Thoughts on Music #21 (David Byrne)

David Byrne. Photo: Catalina Kulczar.
"...Throughout the history of recorded music, we have tended to value convenience over quality every time. Edison cylinders didn't really sound as good as live performers, but you could carry them around and play them whenever you wanted. LPs, revolving slower, didn't sound as rich as 45s or 78s, but you didn't have to attend to them as much. And cassettes? Are you kidding? We were told that CDs would last forever and sound squeaky clean, but they really don't sound as good as LPs, and the jury is out regarding their durability. The spectrum of sound on analog mediums has an infinite number of gradations, whereas in the digital world everything is  sliced into a finite number of slivers. Slivers and bits might fool the ear into believing that they represent a continuous audio spectrum (psychoacoustics at work), but by nature they are still ones and zeros; steps rather than a smooth slope. MP3s?

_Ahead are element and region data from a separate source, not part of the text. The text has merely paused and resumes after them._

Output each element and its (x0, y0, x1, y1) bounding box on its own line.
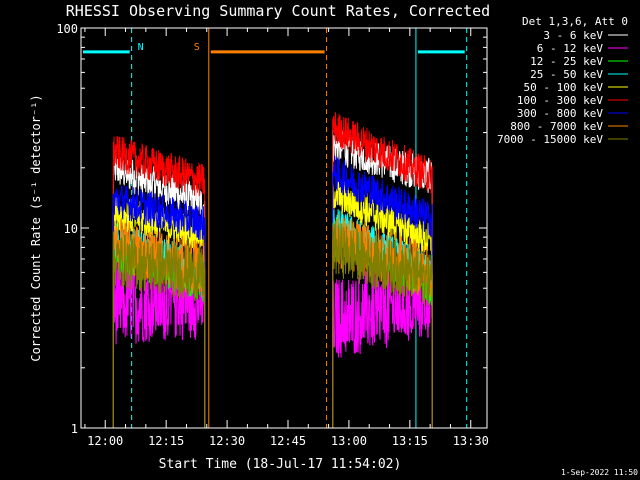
legend-entry-label: 3 - 6 keV (543, 29, 603, 42)
x-tick-label: 12:00 (87, 434, 123, 448)
legend-title: Det 1,3,6, Att 0 (522, 15, 628, 28)
legend-entry-label: 50 - 100 keV (524, 81, 604, 94)
y-tick-label: 1 (71, 422, 78, 436)
x-tick-label: 13:30 (453, 434, 489, 448)
legend-entry-label: 100 - 300 keV (517, 94, 603, 107)
flag-label: N (138, 42, 144, 53)
footer-timestamp: 1-Sep-2022 11:50 (561, 468, 638, 477)
series-line (112, 112, 433, 428)
y-axis-label: Corrected Count Rate (s⁻¹ detector⁻¹) (29, 94, 43, 361)
series-line (112, 155, 433, 428)
x-tick-label: 12:45 (270, 434, 306, 448)
series-line (112, 220, 433, 428)
chart-title: RHESSI Observing Summary Count Rates, Co… (66, 2, 490, 20)
y-tick-label: 100 (56, 22, 78, 36)
x-tick-label: 13:00 (331, 434, 367, 448)
legend-entry-label: 800 - 7000 keV (510, 120, 603, 133)
y-tick-label: 10 (64, 222, 78, 236)
x-axis-label: Start Time (18-Jul-17 11:54:02) (159, 457, 402, 472)
legend-entry-label: 25 - 50 keV (530, 68, 603, 81)
legend-entry-label: 6 - 12 keV (537, 42, 604, 55)
x-tick-label: 13:15 (392, 434, 428, 448)
x-tick-label: 12:30 (209, 434, 245, 448)
legend-entry-label: 300 - 800 keV (517, 107, 603, 120)
legend-entry-label: 12 - 25 keV (530, 55, 603, 68)
x-tick-label: 12:15 (148, 434, 184, 448)
legend-entry-label: 7000 - 15000 keV (497, 133, 603, 146)
axes: 12:00 12:15 12:30 12:45 13:00 13:15 13:30 1 10 10… (56, 22, 489, 448)
flag-label: S (194, 42, 200, 53)
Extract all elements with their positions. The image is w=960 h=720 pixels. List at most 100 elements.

They may be the most convenient medium so far, but I can't help thinking that the psychoacoustic trickery used to develop them - the ability to cause the mind to think that all the musical information is there when in reality a huge percentage has been removed - is a continuation of this trend in which we are seduced by convenience. It's music in pill form, it delivers vitamins, it does the job, but something is missing. We are often offered, and gladly accept, convenient mediums that are "good enough" rather than ones that are actually better."
-David Byrne. 2013. How Music Works, Edinburgh: Canongate, p. 131.